Dr. Trott’s aviation interest dates back many years as is evidenced by the picture above which appeared in the Livonia Gazette of Sept. 18, 1931. This was the first autogiro to be demonstrated in the town of Livonia (Sept. 14, 1931) on Dr. Trott’s flying field in Hemlock, and Mrs. Trott was the first one to go up as a passenger in the local demonstration. Dr. Trott was largely responsible for the local interest shown. The figures in the picture are, left to right: Peter Barton, pilot; Mr. Herbert, salesman; Oscar G. Smith, Livonia; Mrs. Troot; Dr. Trott. Click the image to enlarge.
Dr. Harold W. Trott of Hemlock, already known in the publishing field because of his “Santa Claus in Santaland,” which enjoyed a wide sale, and an autobiography which he called “Campus Shadows,” has entered a new publishing field and appears this week as editor of “Helicopter Digest.” The first issue bears the date of June 1946 and consists of 64 8 1/2 x 11 inch pages with multi-color cover. Earle E. McGill is associate editor, and Virginia Smith art associate. The magazine is to be published monthly by Crossett & Williams Publishing Co., with publication and editorial offices at Hemlock. Printing is done by McGill Publications, Rochester.
The first issue has six departments - General Features, Private Flying, Helicopter Engineering, Jet Propulsion Engineering, Manufacturing, Departmental Features. It carries 28 articles, the lead consisting of the text of remarks made by Igor I. Sikorsky, engineering manager of Sikorsky Aircraft, at the national aircraft clinic in Oklahoma City, Nov. 21, 1945. The magazine is profusely illustrated. Under the department of general features is a story by Frank E. Gannett of Rochester, titled “Dream of Magic Carpet.” The magazine also carries an editorial page of interest.
Part of the publisher’s announcement reads: “Published in the interest of the Helicopter industry the appearance of this journal may strike some as premature, but those who have taken the pains to search beneath the surface for the great tendencies of the age see what a giant industry is struggling into being here.” This statement, says the publisher, is a word-for-word reproduction - with the sole exception of the use of the word “helicopter” instead of “horseless buggy” - of a statement made by E.P. Ingersoll of 15 Williams Street, New York city, in the announcement of his magazine, “The Horseless Age,” in the winter of 1895. Mr. Ingersoll then went on to say that he believed the horseless carriage would, within the next 50 years, supplant the horse for use in distances of more than 10 miles. In spite of his optimism, however, he warned against accepting promotion schemes predicated on the hiring of as many as 500 men in a single plant. The extent to which Mr.
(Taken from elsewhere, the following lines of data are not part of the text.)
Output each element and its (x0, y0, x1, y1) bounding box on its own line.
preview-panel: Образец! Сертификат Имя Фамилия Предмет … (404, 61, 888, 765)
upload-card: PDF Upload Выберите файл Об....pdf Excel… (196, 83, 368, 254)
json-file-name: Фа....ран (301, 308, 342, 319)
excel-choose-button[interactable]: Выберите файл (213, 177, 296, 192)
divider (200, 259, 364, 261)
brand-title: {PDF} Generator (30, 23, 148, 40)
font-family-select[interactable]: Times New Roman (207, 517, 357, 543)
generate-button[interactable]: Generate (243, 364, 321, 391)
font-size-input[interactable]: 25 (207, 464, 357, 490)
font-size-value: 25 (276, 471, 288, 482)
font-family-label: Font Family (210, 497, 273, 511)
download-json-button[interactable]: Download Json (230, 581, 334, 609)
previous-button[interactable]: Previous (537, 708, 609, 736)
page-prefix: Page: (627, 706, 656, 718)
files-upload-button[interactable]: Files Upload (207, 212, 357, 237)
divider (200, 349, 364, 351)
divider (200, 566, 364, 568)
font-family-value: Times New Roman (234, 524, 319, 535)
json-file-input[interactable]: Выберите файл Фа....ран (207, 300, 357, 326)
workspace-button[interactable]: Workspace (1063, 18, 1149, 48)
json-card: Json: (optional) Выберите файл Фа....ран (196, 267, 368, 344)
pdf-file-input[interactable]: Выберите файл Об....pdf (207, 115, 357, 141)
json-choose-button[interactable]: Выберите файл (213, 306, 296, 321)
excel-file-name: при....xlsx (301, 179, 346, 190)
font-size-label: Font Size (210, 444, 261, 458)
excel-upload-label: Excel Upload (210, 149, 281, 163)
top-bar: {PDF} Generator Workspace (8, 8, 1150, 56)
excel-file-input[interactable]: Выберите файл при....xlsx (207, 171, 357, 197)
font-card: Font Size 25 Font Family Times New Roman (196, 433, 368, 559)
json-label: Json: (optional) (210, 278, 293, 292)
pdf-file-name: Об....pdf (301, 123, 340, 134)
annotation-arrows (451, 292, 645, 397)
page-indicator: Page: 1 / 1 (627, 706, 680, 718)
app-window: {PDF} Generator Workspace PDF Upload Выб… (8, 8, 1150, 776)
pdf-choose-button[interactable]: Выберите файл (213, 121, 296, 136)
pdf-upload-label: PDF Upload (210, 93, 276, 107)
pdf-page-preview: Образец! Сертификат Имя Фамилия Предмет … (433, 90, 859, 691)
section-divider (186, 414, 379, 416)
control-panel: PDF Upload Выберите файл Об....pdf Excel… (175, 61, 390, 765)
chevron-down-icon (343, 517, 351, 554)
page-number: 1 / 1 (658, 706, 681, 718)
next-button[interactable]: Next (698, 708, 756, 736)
Ingersoll underestimated the possibilities of the “horseless carriage” is self-evident.
Now, a half century later, the publisher of the Helicopter Digest makes his prediction, which reads:
“We believe that within five years the helicopter will have proven beyond the question of a doubt that helicopter travel for any distance will be economical, cleaner, faster, more enjoyable, as easy to operate and safer than automobile travel - we believe that within ten years the above facts will be recognized and accepted by the general public and the helicopter will replace gradually the automobile for travel of distances of 10 miles and over and that within fifty years helicopter travel will become greater in distance flown each year than automobile travel. We are cognizant, of course, of the fact that some newly developed theory of flight may supplant the helicopter. We also believe that within two years private two-place airplanes will be available at not over $3,000.00 cost that will cruise at 500 miles per hour and land at 45 miles per hour. They will be powered with light weight turbo-jet motors or some qualification of the same, that will give possibly three horsepower to the pound and cost in quantity production not over $200.00 each.”
The new magazine is “dedicated to the development of helicopter, jet-propulsion and private flying,” and “contains all available data on the helicopter to date.” It is an interesting, timely, and forward-looking magazine.
Dr. Trott is a captain in the U.S. medical corps, and is stationed at the veterans’ facility at Batavia. At present he is on leave and he and Mrs. Trott are spending a vacation in Texas.